Hotel hostility


By Brendan Joel Kelley
Published on Wednesday, February 24, 2010 4:43 PM AKST

On February 2, Gina Tubman and Lucy Dudek, both servers at the Sheraton Hotel downtown and members of the local hotel workers union, Unite Here Local 878, were outside the Fifth Avenue entrance of the hotel handing out fliers to people entering and leaving the hotel, notifying them that the union had put the hotel under boycott. The boycott is in place at the Hilton hotel as well, where workers haven’t been able to reach agreement with the hotel’s management on an acceptable contract. At the Sheraton, the boycott is in place because the operator, Dallas-based Remington Hotels, stripped the workers of their union health care plan and offered them a higher priced plan with a higher deductible.

While Tubman and Dudek were passing out their fliers notifying potential patrons of the boycott on the Sheraton, bellman Troy Prichacharn and another worker (who’s chosen not to speak to the press) were doing the same on the Sixth Avenue side of the building. After about a half-hour, according to the union members, they were approached by the human resources manager of the hotel and asked to leave. Eventually the front desk manager and the general manager of the Sheraton, Denis Artiles, confronted the union members as well, telling them to leave. (Artiles did not respond to a request to comment for this story.)

The next day the four workers were suspended from their jobs. “They never told us how many days for the suspension, there were no written papers,” according to Dudek.
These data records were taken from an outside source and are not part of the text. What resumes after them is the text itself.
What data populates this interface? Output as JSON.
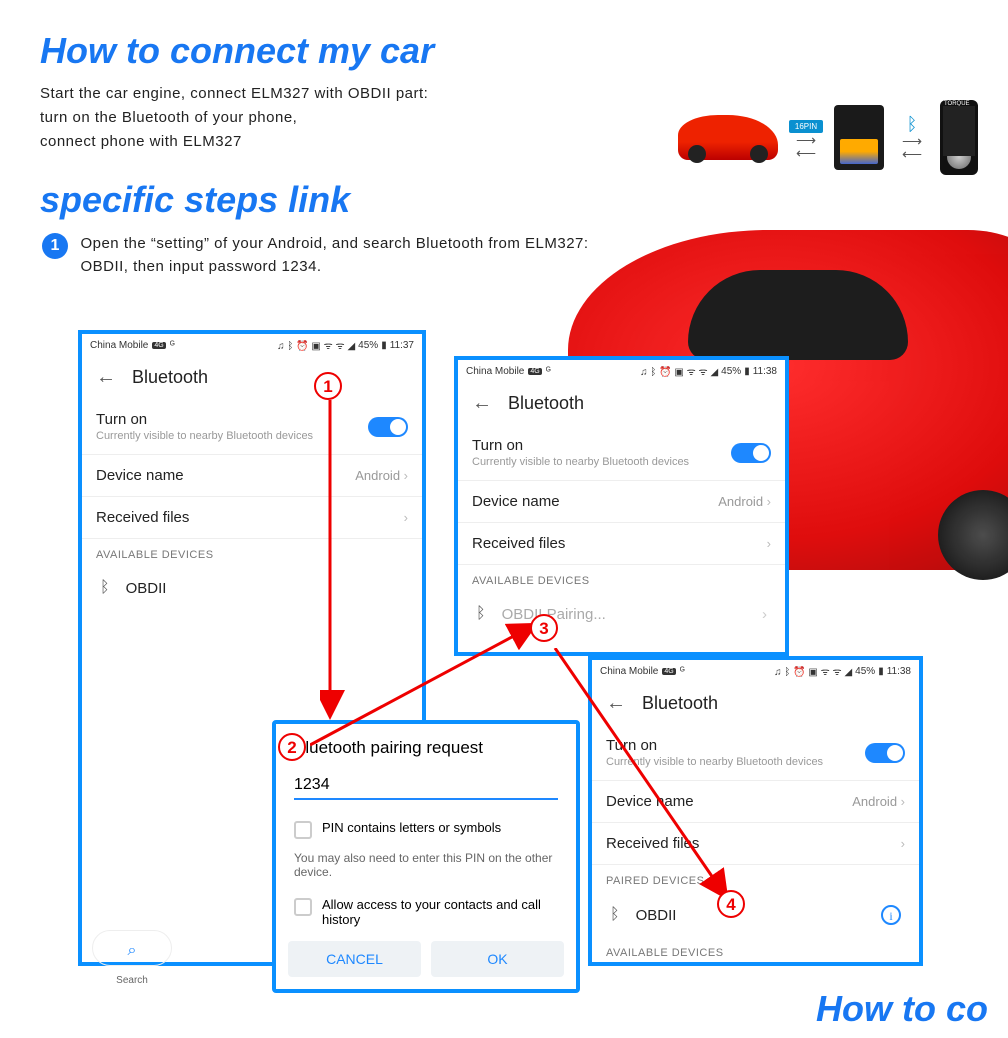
{
  "titles": {
    "main": "How to connect my car",
    "sub": "specific steps link",
    "bottom": "How to co"
  },
  "intro": {
    "l1": "Start the car engine, connect ELM327 with OBDII part:",
    "l2": "turn on the Bluetooth of your phone,",
    "l3": "connect phone with ELM327"
  },
  "flow": {
    "pin_badge": "16PIN",
    "torque": "TORQUE"
  },
  "step1": {
    "num": "1",
    "text": "Open the “setting” of your Android, and search Bluetooth from ELM327: OBDII, then input password 1234."
  },
  "status": {
    "carrier": "China Mobile",
    "fourg": "4G",
    "pct": "45%",
    "t1": "11:37",
    "t2": "11:38",
    "t3": "11:38"
  },
  "bt": {
    "title": "Bluetooth",
    "turn_on": "Turn on",
    "visible": "Currently visible to nearby Bluetooth devices",
    "device_name": "Device name",
    "device_val": "Android",
    "received": "Received files",
    "avail": "AVAILABLE DEVICES",
    "paired": "PAIRED DEVICES",
    "obdii": "OBDII",
    "pairing": "Pairing...",
    "search": "Search"
  },
  "dlg": {
    "title": "Bluetooth pairing request",
    "pin": "1234",
    "cb1": "PIN contains letters or symbols",
    "helper": "You may also need to enter this PIN on the other device.",
    "cb2": "Allow access to your contacts and call history",
    "cancel": "CANCEL",
    "ok": "OK"
  },
  "circ": {
    "a": "1",
    "b": "2",
    "c": "3",
    "d": "4"
  }
}
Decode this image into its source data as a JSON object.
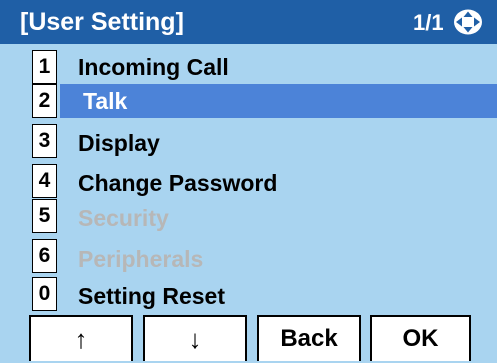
{
  "header": {
    "title": "[User Setting]",
    "page": "1/1",
    "nav_icon": "four-way-nav-icon",
    "bg_color": "#1f5fa6"
  },
  "menu": {
    "items": [
      {
        "number": "1",
        "label": "Incoming Call",
        "state": "normal"
      },
      {
        "number": "2",
        "label": "Talk",
        "state": "selected"
      },
      {
        "number": "3",
        "label": "Display",
        "state": "normal"
      },
      {
        "number": "4",
        "label": "Change Password",
        "state": "normal"
      },
      {
        "number": "5",
        "label": "Security",
        "state": "disabled"
      },
      {
        "number": "6",
        "label": "Peripherals",
        "state": "disabled"
      },
      {
        "number": "0",
        "label": "Setting Reset",
        "state": "normal"
      }
    ],
    "selected_color": "#4c83d8",
    "disabled_color": "#b7b7b7",
    "background": "#a9d4f0"
  },
  "softkeys": {
    "up": "↑",
    "down": "↓",
    "back": "Back",
    "ok": "OK"
  }
}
Then, on February 17, the four workers said they were called into the general manager’s office and fired for their actions two weeks earlier.
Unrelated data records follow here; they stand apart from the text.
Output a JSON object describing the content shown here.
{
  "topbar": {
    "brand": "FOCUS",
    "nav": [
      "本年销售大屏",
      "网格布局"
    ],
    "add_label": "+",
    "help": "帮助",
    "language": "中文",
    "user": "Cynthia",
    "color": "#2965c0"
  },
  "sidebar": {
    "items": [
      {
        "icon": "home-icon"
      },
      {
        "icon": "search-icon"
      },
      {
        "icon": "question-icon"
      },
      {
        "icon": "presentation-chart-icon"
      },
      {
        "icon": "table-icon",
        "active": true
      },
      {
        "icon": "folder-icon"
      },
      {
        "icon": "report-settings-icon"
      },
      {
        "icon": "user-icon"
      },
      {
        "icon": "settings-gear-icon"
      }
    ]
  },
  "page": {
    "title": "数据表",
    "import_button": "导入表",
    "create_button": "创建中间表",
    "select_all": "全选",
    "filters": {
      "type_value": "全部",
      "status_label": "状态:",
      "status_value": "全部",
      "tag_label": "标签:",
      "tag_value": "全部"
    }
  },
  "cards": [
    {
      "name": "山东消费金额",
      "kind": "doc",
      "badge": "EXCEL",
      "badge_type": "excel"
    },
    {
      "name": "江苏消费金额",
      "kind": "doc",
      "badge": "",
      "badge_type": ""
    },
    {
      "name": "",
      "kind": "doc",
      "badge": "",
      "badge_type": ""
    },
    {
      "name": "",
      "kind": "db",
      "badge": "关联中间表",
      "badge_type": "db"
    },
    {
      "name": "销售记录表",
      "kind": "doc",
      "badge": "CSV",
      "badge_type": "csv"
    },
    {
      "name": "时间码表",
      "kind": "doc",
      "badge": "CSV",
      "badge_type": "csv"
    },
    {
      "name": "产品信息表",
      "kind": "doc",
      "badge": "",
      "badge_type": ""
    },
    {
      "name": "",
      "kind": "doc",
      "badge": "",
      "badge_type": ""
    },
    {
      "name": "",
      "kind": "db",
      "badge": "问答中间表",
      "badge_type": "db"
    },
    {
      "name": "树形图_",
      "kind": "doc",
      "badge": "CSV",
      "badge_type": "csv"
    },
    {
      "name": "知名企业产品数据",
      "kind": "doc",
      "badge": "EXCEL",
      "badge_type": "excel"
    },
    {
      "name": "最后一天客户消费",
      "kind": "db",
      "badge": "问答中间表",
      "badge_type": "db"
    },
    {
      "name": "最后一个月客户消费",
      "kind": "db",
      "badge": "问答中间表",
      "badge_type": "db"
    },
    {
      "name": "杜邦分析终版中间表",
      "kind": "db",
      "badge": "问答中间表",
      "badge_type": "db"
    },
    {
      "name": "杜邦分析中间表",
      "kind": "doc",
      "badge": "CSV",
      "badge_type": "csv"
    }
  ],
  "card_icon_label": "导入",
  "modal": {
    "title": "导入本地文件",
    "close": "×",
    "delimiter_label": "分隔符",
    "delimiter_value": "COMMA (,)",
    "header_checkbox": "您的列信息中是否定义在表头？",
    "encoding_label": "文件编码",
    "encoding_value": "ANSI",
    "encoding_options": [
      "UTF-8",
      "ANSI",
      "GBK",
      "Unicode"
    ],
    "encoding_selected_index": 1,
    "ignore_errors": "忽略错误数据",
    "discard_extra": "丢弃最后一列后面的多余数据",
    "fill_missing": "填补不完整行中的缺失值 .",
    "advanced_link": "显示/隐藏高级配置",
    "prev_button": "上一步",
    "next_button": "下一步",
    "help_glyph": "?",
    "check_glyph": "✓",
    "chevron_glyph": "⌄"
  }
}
The union cites National Labor Relations Board case law saying union employees have the right to be in non-work areas of their workplace to communicate with the employer’s customers during a labor dispute, and that these non-work areas include the doors leading into the employer’s business. The four workers and Unite Here have filed complaints with the NLRB, but don’t expect to get resolution on the terminations in the near future.

“This is a power play by [Remington],” Unite Here’s Jessica Lawson says. “They know they’re completely out of control with this, but I think they’re doing this on purpose because they know the NLRB process takes so long, and the only penalty really is to put them back to work, and maybe do some back pay.” The workers insist they want their jobs back, and once the NLRB process is complete, they expect to be back working at the Sheraton.
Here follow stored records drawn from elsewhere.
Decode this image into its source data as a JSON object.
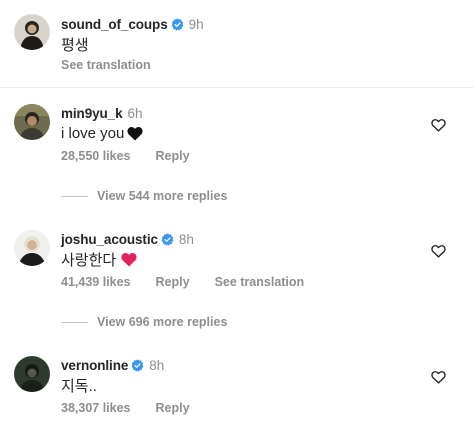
{
  "caption": {
    "username": "sound_of_coups",
    "time": "9h",
    "text": "평생",
    "translation": "See translation"
  },
  "comments": [
    {
      "username": "min9yu_k",
      "verified": false,
      "time": "6h",
      "text": "i love you",
      "emoji": "black-heart",
      "likes": "28,550 likes",
      "reply": "Reply",
      "view_replies": "View 544 more replies"
    },
    {
      "username": "joshu_acoustic",
      "verified": true,
      "time": "8h",
      "text": "사랑한다",
      "emoji": "red-heart",
      "likes": "41,439 likes",
      "reply": "Reply",
      "translation": "See translation",
      "view_replies": "View 696 more replies"
    },
    {
      "username": "vernonline",
      "verified": true,
      "time": "8h",
      "text": "지독..",
      "likes": "38,307 likes",
      "reply": "Reply"
    }
  ],
  "colors": {
    "verified_blue": "#3897f0",
    "secondary_text": "#8e8e8e",
    "primary_text": "#262626",
    "red_heart": "#e0245e"
  }
}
Meanwhile, the Sheraton is losing business due to the boycott. In a February 19 letter from the State of Alaska’s Department of Labor and Workforce Development’s procurement officer, posted at local activist Mel Green’s henkimaa.com blog, the DOLWD cancelled the Governor’s Safety Conference, which was reserved for March 23 to 25 at the Sheraton. In the letter, the procurement officer notes they’d sent a letter to Artiles, the hotel’s general manager, to address concerns about the boycott, but even after leaving telephone messages, the state hadn’t heard back from Artiles.

For now, the Unite Here workers say there’s no talk of a walkout or strike at the Sheraton.

“We’re going to fight until we outlast them,” Prichacharn says.